Oil Surges Past $100 as Iran War Cripples Middle East Energy Supply
Crude oil topped $100 a barrel as the Iran war enters its second week, with strikes on oil facilities and a near-shutdown of Strait of Hormuz tanker traffic.

Crude oil prices surged past $100 a barrel Monday as the widening Iran war hammered energy infrastructure across the Middle East, with strikes on oil facilities in Tehran, Bahrain and Beirut sending markets into their most volatile session in years.
After trading resumed on the Chicago Mercantile Exchange, Brent crude was at $107.97 a barrel, up 16.5% from its Friday close of $92.69, while West Texas Intermediate rose 16.9% to about $106.22. The intraday swings were far more extreme: WTI surged 31.4% to a peak of $119.48 and Brent climbed as much as 29% to $119.50 before leveling off. The gains extended a punishing prior week in which U.S. crude had already jumped roughly 36% and Brent had risen 28%.

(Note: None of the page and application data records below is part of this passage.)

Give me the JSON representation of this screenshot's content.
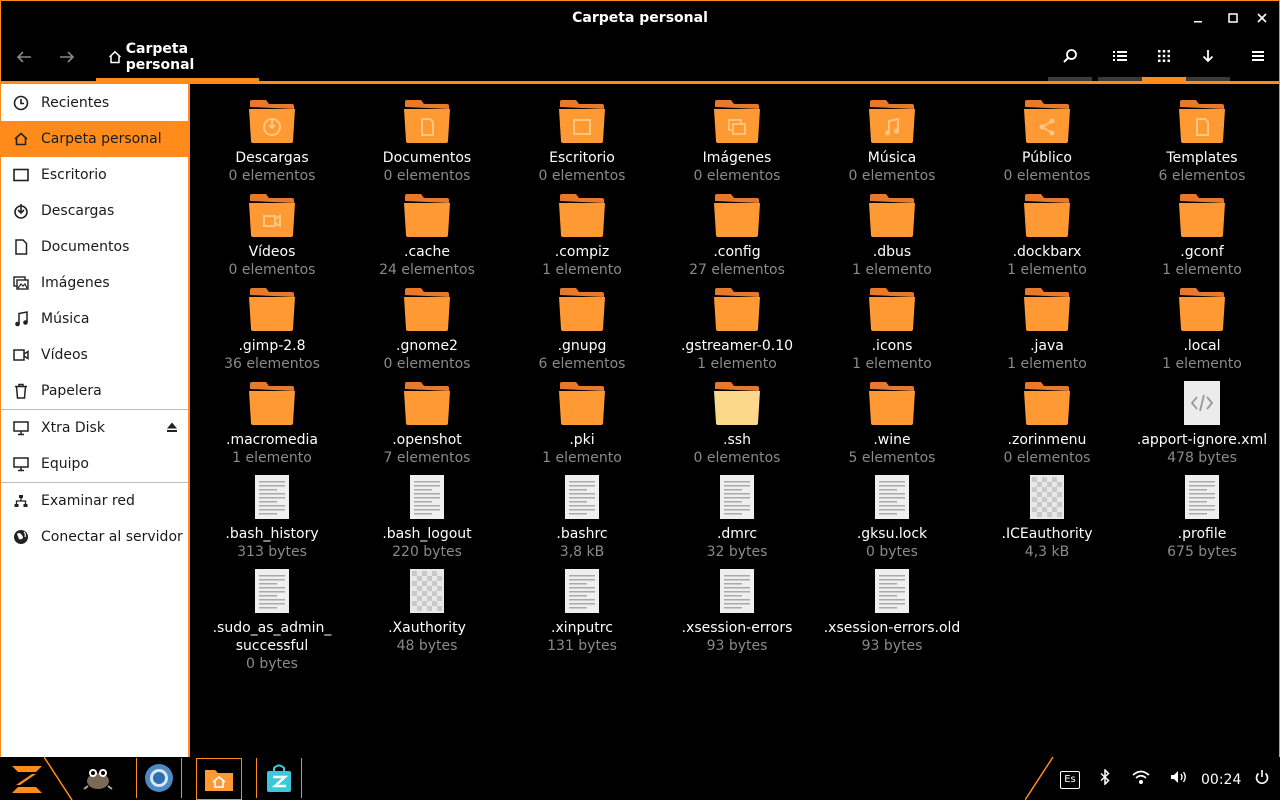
{
  "window": {
    "title": "Carpeta personal"
  },
  "toolbar": {
    "breadcrumb": "Carpeta personal"
  },
  "colors": {
    "accent": "#ff8c1a",
    "background": "#000000",
    "sidebar": "#ffffff"
  },
  "sidebar": {
    "items": [
      {
        "label": "Recientes",
        "icon": "clock-icon"
      },
      {
        "label": "Carpeta personal",
        "icon": "home-icon"
      },
      {
        "label": "Escritorio",
        "icon": "desktop-icon"
      },
      {
        "label": "Descargas",
        "icon": "download-icon"
      },
      {
        "label": "Documentos",
        "icon": "document-icon"
      },
      {
        "label": "Imágenes",
        "icon": "images-icon"
      },
      {
        "label": "Música",
        "icon": "music-icon"
      },
      {
        "label": "Vídeos",
        "icon": "video-icon"
      },
      {
        "label": "Papelera",
        "icon": "trash-icon"
      },
      {
        "label": "Xtra Disk",
        "icon": "drive-icon"
      },
      {
        "label": "Equipo",
        "icon": "computer-icon"
      },
      {
        "label": "Examinar red",
        "icon": "network-icon"
      },
      {
        "label": "Conectar al servidor",
        "icon": "globe-icon"
      }
    ]
  },
  "files": [
    {
      "name": "Descargas",
      "info": "0 elementos",
      "icon": "folder-download-icon"
    },
    {
      "name": "Documentos",
      "info": "0 elementos",
      "icon": "folder-documents-icon"
    },
    {
      "name": "Escritorio",
      "info": "0 elementos",
      "icon": "folder-desktop-icon"
    },
    {
      "name": "Imágenes",
      "info": "0 elementos",
      "icon": "folder-pictures-icon"
    },
    {
      "name": "Música",
      "info": "0 elementos",
      "icon": "folder-music-icon"
    },
    {
      "name": "Público",
      "info": "0 elementos",
      "icon": "folder-public-icon"
    },
    {
      "name": "Templates",
      "info": "6 elementos",
      "icon": "folder-templates-icon"
    },
    {
      "name": "Vídeos",
      "info": "0 elementos",
      "icon": "folder-videos-icon"
    },
    {
      "name": ".cache",
      "info": "24 elementos",
      "icon": "folder-icon"
    },
    {
      "name": ".compiz",
      "info": "1 elemento",
      "icon": "folder-icon"
    },
    {
      "name": ".config",
      "info": "27 elementos",
      "icon": "folder-icon"
    },
    {
      "name": ".dbus",
      "info": "1 elemento",
      "icon": "folder-icon"
    },
    {
      "name": ".dockbarx",
      "info": "1 elemento",
      "icon": "folder-icon"
    },
    {
      "name": ".gconf",
      "info": "1 elemento",
      "icon": "folder-icon"
    },
    {
      "name": ".gimp-2.8",
      "info": "36 elementos",
      "icon": "folder-icon"
    },
    {
      "name": ".gnome2",
      "info": "0 elementos",
      "icon": "folder-icon"
    },
    {
      "name": ".gnupg",
      "info": "6 elementos",
      "icon": "folder-icon"
    },
    {
      "name": ".gstreamer-0.10",
      "info": "1 elemento",
      "icon": "folder-icon"
    },
    {
      "name": ".icons",
      "info": "1 elemento",
      "icon": "folder-icon"
    },
    {
      "name": ".java",
      "info": "1 elemento",
      "icon": "folder-icon"
    },
    {
      "name": ".local",
      "info": "1 elemento",
      "icon": "folder-icon"
    },
    {
      "name": ".macromedia",
      "info": "1 elemento",
      "icon": "folder-icon"
    },
    {
      "name": ".openshot",
      "info": "7 elementos",
      "icon": "folder-icon"
    },
    {
      "name": ".pki",
      "info": "1 elemento",
      "icon": "folder-icon"
    },
    {
      "name": ".ssh",
      "info": "0 elementos",
      "icon": "folder-empty-icon"
    },
    {
      "name": ".wine",
      "info": "5 elementos",
      "icon": "folder-icon"
    },
    {
      "name": ".zorinmenu",
      "info": "0 elementos",
      "icon": "folder-icon"
    },
    {
      "name": ".apport-ignore.xml",
      "info": "478 bytes",
      "icon": "xml-file-icon"
    },
    {
      "name": ".bash_history",
      "info": "313 bytes",
      "icon": "text-file-icon"
    },
    {
      "name": ".bash_logout",
      "info": "220 bytes",
      "icon": "text-file-icon"
    },
    {
      "name": ".bashrc",
      "info": "3,8 kB",
      "icon": "text-file-icon"
    },
    {
      "name": ".dmrc",
      "info": "32 bytes",
      "icon": "text-file-icon"
    },
    {
      "name": ".gksu.lock",
      "info": "0 bytes",
      "icon": "text-file-icon"
    },
    {
      "name": ".ICEauthority",
      "info": "4,3 kB",
      "icon": "binary-file-icon"
    },
    {
      "name": ".profile",
      "info": "675 bytes",
      "icon": "text-file-icon"
    },
    {
      "name": ".sudo_as_admin_ successful",
      "info": "0 bytes",
      "icon": "text-file-icon"
    },
    {
      "name": ".Xauthority",
      "info": "48 bytes",
      "icon": "binary-file-icon"
    },
    {
      "name": ".xinputrc",
      "info": "131 bytes",
      "icon": "text-file-icon"
    },
    {
      "name": ".xsession-errors",
      "info": "93 bytes",
      "icon": "text-file-icon"
    },
    {
      "name": ".xsession-errors.old",
      "info": "93 bytes",
      "icon": "text-file-icon"
    }
  ],
  "taskbar": {
    "apps": [
      "zorin-menu-icon",
      "gimp-icon",
      "chromium-icon",
      "files-icon",
      "software-store-icon"
    ],
    "keyboard_layout": "Es",
    "clock": "00:24"
  }
}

Brent crude had not crossed the $100 threshold since July 2022, when it briefly hit $104 a barrel.
The price shock reflects a near-total disruption of the world's most critical oil artery. Roughly 15 million barrels of crude, about 20% of global supply, normally transit the Strait of Hormuz every day, according to Rystad Energy. The threat of Iranian missile and drone attacks has all but stopped tanker traffic through the strait, squeezing exports from Saudi Arabia, Kuwait, Iraq, Qatar, Bahrain, the United Arab Emirates and Iran itself.
The damage is now physical as well as logistical. Iran struck Bahrain's Al Ma'ameer oil facility Monday, causing a fire and material damage. Bahrain's state-owned Bapco Energies subsequently declared force majeure, a legal step that allows a company to suspend contractual obligations under extraordinary circumstances. Kuwait Petroleum Corporation and QatarEnergy had made similar declarations the preceding week. Iraq, Kuwait and the UAE have cut oil production outright as storage tanks fill with crude that cannot be exported.
A thick plume of smoke rose Sunday from an oil storage facility in Tehran hit by a U.S.-Israeli strike late Saturday, according to an Associated Press photograph taken March 8. Israeli forces also launched airstrikes on Beirut's southern suburbs Monday, with one strike hitting a building belonging to al-Qard al-Hassan, a Hezbollah-linked financial institution sanctioned by Washington. The Lebanese Health Ministry reports 394 people have been killed since fighting between Israel and Hezbollah escalated last week.

Iran exports roughly 1.6 million barrels a day, mostly to China. A sustained disruption to those flows will force buyers to compete for alternative supplies, adding further upward pressure to already strained markets.
The energy shock is radiating through broader financial markets. U.S. stock index futures fell late Sunday, with S&P 500 futures down 1.6%, Dow futures down 1.8% and Nasdaq futures down 1.5%. Natural gas rose 4.6% to about $3.33 per 1,000 cubic feet, extending an 11% gain from the prior week.
President Trump, asked about the price surge, called it "a very small price to pay," according to the Times of India.
The United States and other governments have pledged to release strategic petroleum reserves to dampen the rally, but prices climbed regardless. With the Strait of Hormuz effectively closed to commercial tanker traffic and major Gulf producers declaring force majeure across the region, the market is pricing in the possibility that supply disruptions could deepen before any diplomatic resolution takes hold.